いっそ、君が欲しいと言えたなら~冷徹御曹司は政略妻を深く激しく愛したい~
 先ほど、ほんの少しでも会話が成り立ったことに喜びを感じた。けれど、薫にとってはわずらわしいだけなのかもしれない。

「今日はあなたのお母様のお話を聞かせてもらえるのですって? 私たちもぜひ聞かせていただきたいと思って来たのよ。お姉様も、泰章さんがいては自由になにも言わせてもらえないと思って、先に連れてきたわ」

 下がりかかっていた顔を上げると、叔母姉妹が左右に分かれる。開かれた視界の先には応接セットのソファがあり、そこから、女性がひとり立ち上がった。

 細身で背が高い女性だ。顔に刻まれた皺は深いが、黒々としたロングヘアと凛とした眼差しが老いを感じさせない。裾が床につきそうなワンピースはほどよく身体にフィットし上品さを感じさせる。

 凛とした……いや、鋭いと表現した方がいい。氷の刃さながらの視線で史織を突き刺し、――義母は、史織に歩み寄ってきた。
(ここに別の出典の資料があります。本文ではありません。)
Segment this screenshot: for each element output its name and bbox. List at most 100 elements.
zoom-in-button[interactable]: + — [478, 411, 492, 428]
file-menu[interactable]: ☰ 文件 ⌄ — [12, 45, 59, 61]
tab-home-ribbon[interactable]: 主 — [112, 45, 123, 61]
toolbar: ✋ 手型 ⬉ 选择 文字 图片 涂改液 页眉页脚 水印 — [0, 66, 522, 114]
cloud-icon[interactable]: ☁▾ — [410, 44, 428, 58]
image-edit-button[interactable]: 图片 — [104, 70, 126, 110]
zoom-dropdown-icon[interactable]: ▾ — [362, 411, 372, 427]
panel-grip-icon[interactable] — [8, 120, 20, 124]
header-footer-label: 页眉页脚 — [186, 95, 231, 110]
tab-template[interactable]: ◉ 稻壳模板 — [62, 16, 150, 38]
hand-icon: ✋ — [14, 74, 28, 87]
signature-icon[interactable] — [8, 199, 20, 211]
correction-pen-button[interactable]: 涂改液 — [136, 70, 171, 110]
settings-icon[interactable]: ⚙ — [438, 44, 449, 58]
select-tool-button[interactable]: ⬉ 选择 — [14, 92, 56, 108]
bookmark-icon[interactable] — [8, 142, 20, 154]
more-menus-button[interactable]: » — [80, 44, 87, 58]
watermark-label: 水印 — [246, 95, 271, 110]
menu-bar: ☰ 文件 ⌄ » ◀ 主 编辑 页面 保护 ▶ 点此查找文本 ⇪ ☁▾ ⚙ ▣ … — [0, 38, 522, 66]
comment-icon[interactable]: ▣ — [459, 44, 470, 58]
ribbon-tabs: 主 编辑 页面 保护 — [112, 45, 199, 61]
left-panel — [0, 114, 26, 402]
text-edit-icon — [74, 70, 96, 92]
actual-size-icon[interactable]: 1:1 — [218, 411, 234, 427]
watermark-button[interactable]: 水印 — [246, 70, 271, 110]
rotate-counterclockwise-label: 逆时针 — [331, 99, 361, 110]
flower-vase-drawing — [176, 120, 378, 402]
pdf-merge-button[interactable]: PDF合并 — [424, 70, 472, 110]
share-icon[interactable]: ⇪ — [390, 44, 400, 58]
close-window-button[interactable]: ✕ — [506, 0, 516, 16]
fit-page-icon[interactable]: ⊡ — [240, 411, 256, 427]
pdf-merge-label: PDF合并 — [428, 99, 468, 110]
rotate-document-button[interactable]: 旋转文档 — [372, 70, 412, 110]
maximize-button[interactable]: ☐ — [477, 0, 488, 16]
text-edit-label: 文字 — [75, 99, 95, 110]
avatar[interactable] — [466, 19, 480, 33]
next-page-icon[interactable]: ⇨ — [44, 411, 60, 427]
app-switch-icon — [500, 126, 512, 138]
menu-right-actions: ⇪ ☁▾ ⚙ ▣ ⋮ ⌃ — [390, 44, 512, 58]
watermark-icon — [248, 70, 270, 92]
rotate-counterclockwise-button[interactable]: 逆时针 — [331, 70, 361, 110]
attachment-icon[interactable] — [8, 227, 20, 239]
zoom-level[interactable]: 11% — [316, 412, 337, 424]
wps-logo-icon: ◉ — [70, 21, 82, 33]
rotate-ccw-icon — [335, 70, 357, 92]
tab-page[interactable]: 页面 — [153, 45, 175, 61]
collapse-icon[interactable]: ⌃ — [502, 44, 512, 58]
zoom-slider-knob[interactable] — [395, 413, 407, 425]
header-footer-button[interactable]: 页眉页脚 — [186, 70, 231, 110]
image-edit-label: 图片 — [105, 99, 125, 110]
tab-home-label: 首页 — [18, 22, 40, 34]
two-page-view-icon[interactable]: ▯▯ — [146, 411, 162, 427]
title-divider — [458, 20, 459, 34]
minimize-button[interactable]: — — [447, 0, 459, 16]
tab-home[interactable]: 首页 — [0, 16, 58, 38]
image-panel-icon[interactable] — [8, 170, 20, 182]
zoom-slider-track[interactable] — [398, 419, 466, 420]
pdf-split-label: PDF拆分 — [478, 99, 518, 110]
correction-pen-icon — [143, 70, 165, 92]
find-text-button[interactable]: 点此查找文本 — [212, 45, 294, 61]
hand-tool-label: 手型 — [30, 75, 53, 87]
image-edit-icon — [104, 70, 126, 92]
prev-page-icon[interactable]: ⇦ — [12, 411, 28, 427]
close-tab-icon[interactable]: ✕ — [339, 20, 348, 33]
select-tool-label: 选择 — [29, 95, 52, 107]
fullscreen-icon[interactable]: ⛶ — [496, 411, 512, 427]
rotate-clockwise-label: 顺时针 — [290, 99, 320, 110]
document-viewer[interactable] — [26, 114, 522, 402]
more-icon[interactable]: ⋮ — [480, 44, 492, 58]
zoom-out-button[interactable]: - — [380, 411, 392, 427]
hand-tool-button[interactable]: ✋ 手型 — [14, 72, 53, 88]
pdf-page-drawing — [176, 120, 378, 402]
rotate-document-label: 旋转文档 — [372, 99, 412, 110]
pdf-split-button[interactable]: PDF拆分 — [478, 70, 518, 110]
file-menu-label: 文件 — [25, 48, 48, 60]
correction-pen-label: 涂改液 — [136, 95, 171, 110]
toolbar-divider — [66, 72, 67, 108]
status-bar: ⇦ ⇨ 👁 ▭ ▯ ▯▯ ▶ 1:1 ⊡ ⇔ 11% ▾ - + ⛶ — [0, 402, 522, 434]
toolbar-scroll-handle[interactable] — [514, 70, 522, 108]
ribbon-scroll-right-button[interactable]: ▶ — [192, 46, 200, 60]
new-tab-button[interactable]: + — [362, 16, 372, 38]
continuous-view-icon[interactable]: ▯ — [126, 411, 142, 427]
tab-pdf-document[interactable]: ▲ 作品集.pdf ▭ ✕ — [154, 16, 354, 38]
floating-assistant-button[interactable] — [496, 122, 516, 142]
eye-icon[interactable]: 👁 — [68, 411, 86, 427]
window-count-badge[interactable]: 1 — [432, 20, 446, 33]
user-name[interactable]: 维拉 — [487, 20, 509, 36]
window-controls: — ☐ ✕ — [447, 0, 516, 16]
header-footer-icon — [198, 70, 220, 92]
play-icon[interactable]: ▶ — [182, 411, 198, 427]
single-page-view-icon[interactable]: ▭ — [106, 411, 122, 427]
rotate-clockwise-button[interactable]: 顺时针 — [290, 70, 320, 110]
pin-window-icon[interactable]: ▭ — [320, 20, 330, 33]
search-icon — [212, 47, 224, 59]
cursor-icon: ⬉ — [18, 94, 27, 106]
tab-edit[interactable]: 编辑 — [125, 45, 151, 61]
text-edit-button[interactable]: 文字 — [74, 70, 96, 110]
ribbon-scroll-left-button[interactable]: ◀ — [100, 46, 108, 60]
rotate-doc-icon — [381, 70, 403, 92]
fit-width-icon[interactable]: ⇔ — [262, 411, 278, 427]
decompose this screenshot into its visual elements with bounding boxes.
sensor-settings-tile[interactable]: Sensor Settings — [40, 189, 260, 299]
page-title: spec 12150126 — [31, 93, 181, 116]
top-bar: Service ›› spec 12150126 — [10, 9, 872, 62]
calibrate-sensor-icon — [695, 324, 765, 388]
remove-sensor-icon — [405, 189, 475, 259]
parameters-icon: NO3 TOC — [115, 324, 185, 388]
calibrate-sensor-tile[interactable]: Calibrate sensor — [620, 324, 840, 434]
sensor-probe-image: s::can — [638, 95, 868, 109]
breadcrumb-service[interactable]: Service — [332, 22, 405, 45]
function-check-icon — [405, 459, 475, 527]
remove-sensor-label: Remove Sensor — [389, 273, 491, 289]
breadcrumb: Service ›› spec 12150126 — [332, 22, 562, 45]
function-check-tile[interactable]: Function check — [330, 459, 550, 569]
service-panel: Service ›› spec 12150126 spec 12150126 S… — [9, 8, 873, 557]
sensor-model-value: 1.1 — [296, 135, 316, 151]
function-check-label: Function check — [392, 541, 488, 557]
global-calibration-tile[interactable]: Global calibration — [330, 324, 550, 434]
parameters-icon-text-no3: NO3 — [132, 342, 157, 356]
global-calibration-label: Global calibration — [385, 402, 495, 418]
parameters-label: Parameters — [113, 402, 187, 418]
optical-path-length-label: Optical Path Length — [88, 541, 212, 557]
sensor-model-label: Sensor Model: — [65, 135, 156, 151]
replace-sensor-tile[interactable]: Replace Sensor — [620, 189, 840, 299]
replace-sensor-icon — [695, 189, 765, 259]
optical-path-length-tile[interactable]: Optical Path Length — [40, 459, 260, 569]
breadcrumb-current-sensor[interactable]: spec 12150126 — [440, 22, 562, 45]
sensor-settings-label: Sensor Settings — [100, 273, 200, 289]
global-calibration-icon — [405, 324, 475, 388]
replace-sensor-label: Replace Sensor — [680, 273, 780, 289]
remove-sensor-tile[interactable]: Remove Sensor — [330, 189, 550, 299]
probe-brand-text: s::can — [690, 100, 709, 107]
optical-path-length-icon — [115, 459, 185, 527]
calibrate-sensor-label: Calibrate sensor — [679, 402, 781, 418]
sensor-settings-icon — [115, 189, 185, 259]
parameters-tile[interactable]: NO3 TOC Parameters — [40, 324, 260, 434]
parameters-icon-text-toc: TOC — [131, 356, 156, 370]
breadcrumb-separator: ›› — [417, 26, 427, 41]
 義母に会ったら、身体を大事にしてくれという言葉くらいはかけたいと思っていた。けれど、目の前に立った義母には弱々しい雰囲気はなく、むしろ……。

 ――史織に対する殺気だけが伝わってくる。

 史織はごくりと喉を鳴らした。

 正体不明の危機感で、鼓動はどんどん早くなっていく。

 義母が目の前に立つ。見下す瞳は、まるでごみ捨て場のハエを見るかのよう……。

 その目に耐えられなくて視線を下げる。すると、いきなり突き飛ばされ、史織は転倒し倒れた。

「おまえが、売(ばい)女(た)の娘か……」

 ゾゾゾッと怖気が足元から這い上がってくるような怨みのこもった声。軋む首を上げると、蔑みと怨念だけが落ちてくる。

 息が詰まるほどの威圧感だった。

「私からなにかを奪うとは、いい度胸だな。夫に続いて、次は息子か。盗人の娘は盗人というわけだ……。図々しい」

「盗人……」

 そう呼びたい心境なのかもしれない。しかし息子が結婚した相手まで盗人扱いとは。自分から息子を奪ったという見方なのだろう。

「おまえが責任をとる……? ふざけるな。おまえのような育ちの卑しい馬鹿の娘、同じ空気を吸うのも汚らわしい!」

 両膝をついて立ち上がりかけたところで、義母が片足を上げたことに気付いた。蹴られる、そう感じた時……。